Any chance of resolution remained in the hands of the United States Senate and on Monday, privately, Majority Leader Harry Reid offered Minority Leader Mitch McConnell a deal that would extend the debt ceiling through next year and keep the government open through mid-December. Both expressed optimism Monday evening on the Senate floor.
"We've had a good day," said McConnell. "We've made tremendous progress," said Reid, "but we are not there yet."
The deal would also set up larger budget negotiations with the House over the automatic spending cuts in the sequester.
In case you forgot, Republicans once wanted to fund the government at sequestration levels with a bill that would also defund Obamacare, leading to the whole shutdown in the first place. But that's simply not going to happen.
But Senate Democrats are open to some wiggle room on two Obamacare-related concessions: income verification for those receiving subsidies on the exchanges, and a delay of the medical device tax. The former concession will likely make it into the deal, while the latter seems to be off the table for this round of negotiations.
It actually sounds like a good plan... as good of a plan as a game of kick the can be. Unfortunately, the House Republicans haven't been brought into this pretty picture yet. McConnell has no sway over them, nor in fact, does it appear that Speaker John Boehner does, either. However, if Boehner allows the Senate proposal to come to the floor unchanged, it will pass with mostly Democratic votes along with 25-30 Republicans. He may allow conservatives to insert amendments one last time, whereupon it will be sent back to the Senate, altered back to the way it originally was sent, and then sent back to the House one last time for the "real" vote.

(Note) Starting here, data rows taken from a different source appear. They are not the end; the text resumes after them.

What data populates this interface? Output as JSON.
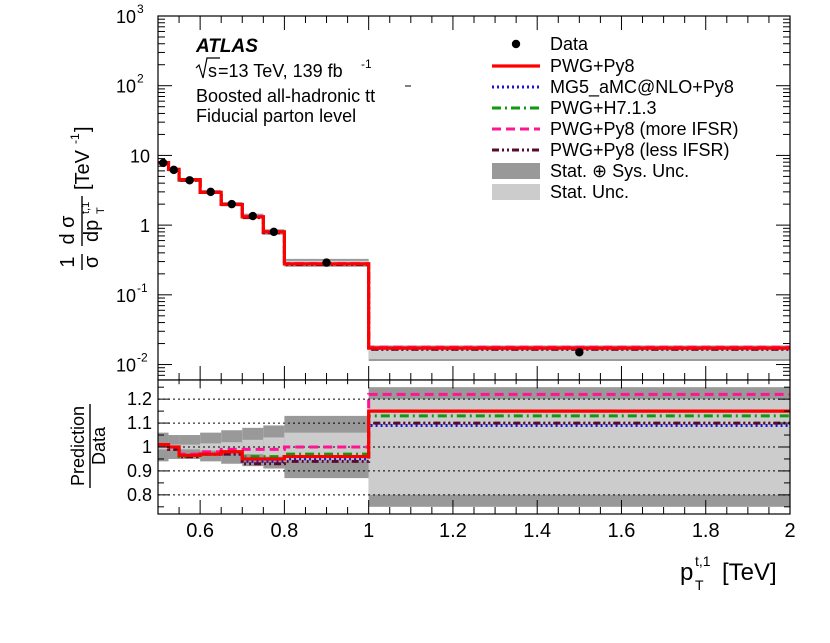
{
  "chart_data": {
    "type": "line",
    "experiment": "ATLAS",
    "energy_label": "s",
    "energy_text": "=13 TeV, 139 fb",
    "lumi_exp": "-1",
    "subtitle1": "Boosted all-hadronic t",
    "subtitle1_tbar": "t",
    "subtitle2": "Fiducial parton level",
    "xlabel_main": "p",
    "xlabel_sup": "t,1",
    "xlabel_sub": "T",
    "xlabel_unit": "[TeV]",
    "ylabel_top": {
      "frac_num": "1",
      "frac_den": "σ",
      "d_sigma": "d σ",
      "dp": "dp",
      "sup": "t,1",
      "sub": "T",
      "unit": "[TeV",
      "unit_exp": "-1",
      "unit_close": "]"
    },
    "ratio_ylabel_num": "Prediction",
    "ratio_ylabel_den": "Data",
    "bin_edges": [
      0.5,
      0.525,
      0.55,
      0.6,
      0.65,
      0.7,
      0.75,
      0.8,
      1.0,
      2.0
    ],
    "top_ylim": [
      0.006,
      1000
    ],
    "top_yticks": [
      {
        "mant": "10",
        "exp": "-2",
        "v": 0.01
      },
      {
        "mant": "10",
        "exp": "-1",
        "v": 0.1
      },
      {
        "mant": "1",
        "exp": "",
        "v": 1
      },
      {
        "mant": "10",
        "exp": "",
        "v": 10
      },
      {
        "mant": "10",
        "exp": "2",
        "v": 100
      },
      {
        "mant": "10",
        "exp": "3",
        "v": 1000
      }
    ],
    "x_ticks": [
      "0.6",
      "0.8",
      "1",
      "1.2",
      "1.4",
      "1.6",
      "1.8",
      "2"
    ],
    "ratio_ylim": [
      0.72,
      1.28
    ],
    "ratio_yticks": [
      "0.8",
      "0.9",
      "1",
      "1.1",
      "1.2"
    ],
    "ratio_gridlines": [
      0.8,
      0.9,
      1.0,
      1.1,
      1.2
    ],
    "data": {
      "name": "Data",
      "x": [
        0.5125,
        0.5375,
        0.575,
        0.625,
        0.675,
        0.725,
        0.775,
        0.9,
        1.5
      ],
      "y": [
        7.8,
        6.2,
        4.4,
        3.0,
        2.0,
        1.35,
        0.8,
        0.29,
        0.015
      ]
    },
    "series": [
      {
        "name": "PWG+Py8",
        "color": "#ff0000",
        "dash": "",
        "width": 3.2,
        "values": [
          7.9,
          6.3,
          4.5,
          2.95,
          1.98,
          1.31,
          0.8,
          0.278,
          0.0172
        ],
        "ratio": [
          1.01,
          1.0,
          0.965,
          0.97,
          0.98,
          0.95,
          0.95,
          0.96,
          1.15
        ]
      },
      {
        "name": "MG5_aMC@NLO+Py8",
        "color": "#1a16cc",
        "dash": "2,3",
        "width": 3,
        "values": [
          7.9,
          6.3,
          4.4,
          2.95,
          1.98,
          1.3,
          0.78,
          0.276,
          0.0166
        ],
        "ratio": [
          1.01,
          1.0,
          0.96,
          0.97,
          0.97,
          0.94,
          0.94,
          0.95,
          1.09
        ]
      },
      {
        "name": "PWG+H7.1.3",
        "color": "#0e9a0e",
        "dash": "9,4,2,4",
        "width": 3,
        "values": [
          7.9,
          6.3,
          4.4,
          2.95,
          1.98,
          1.31,
          0.8,
          0.277,
          0.0171
        ],
        "ratio": [
          1.01,
          1.0,
          0.96,
          0.97,
          0.98,
          0.96,
          0.96,
          0.97,
          1.13
        ]
      },
      {
        "name": "PWG+Py8 (more IFSR)",
        "color": "#ff1493",
        "dash": "9,5",
        "width": 3,
        "values": [
          7.9,
          6.3,
          4.5,
          2.95,
          1.98,
          1.33,
          0.81,
          0.28,
          0.0178
        ],
        "ratio": [
          1.01,
          1.0,
          0.97,
          0.98,
          0.99,
          0.99,
          0.99,
          1.0,
          1.22
        ]
      },
      {
        "name": "PWG+Py8 (less IFSR)",
        "color": "#5a0a2e",
        "dash": "7,3,2,3,2,3",
        "width": 3,
        "values": [
          7.9,
          6.2,
          4.4,
          2.95,
          1.98,
          1.28,
          0.78,
          0.272,
          0.0166
        ],
        "ratio": [
          1.01,
          0.99,
          0.96,
          0.97,
          0.97,
          0.93,
          0.93,
          0.94,
          1.1
        ]
      }
    ],
    "uncertainty": {
      "syst_label": "Stat. ⊕ Sys. Unc.",
      "stat_label": "Stat. Unc.",
      "syst_color": "#999999",
      "stat_color": "#cccccc",
      "syst_rel": [
        0.06,
        0.05,
        0.05,
        0.06,
        0.07,
        0.08,
        0.09,
        0.13,
        0.25
      ],
      "stat_rel": [
        0.01,
        0.01,
        0.01,
        0.015,
        0.02,
        0.03,
        0.04,
        0.06,
        0.2
      ]
    }
  }
}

This can potentially all occur before hitting the deadline, assuming unanimous consent in the Senate to proceed to vote without cloture.
The plan has one big element that appeals to Democrats: it pushes the next showdown closer to the 2014 midterm elections. By doing that, Democrats are asking Republicans to consider whether banking on the support of a loud conservative minority is really the best strategy for 2014. Especially given how well that same strategy worked last year. Especially when the majority of Americans blame Republicans for the current unpopular shutdown.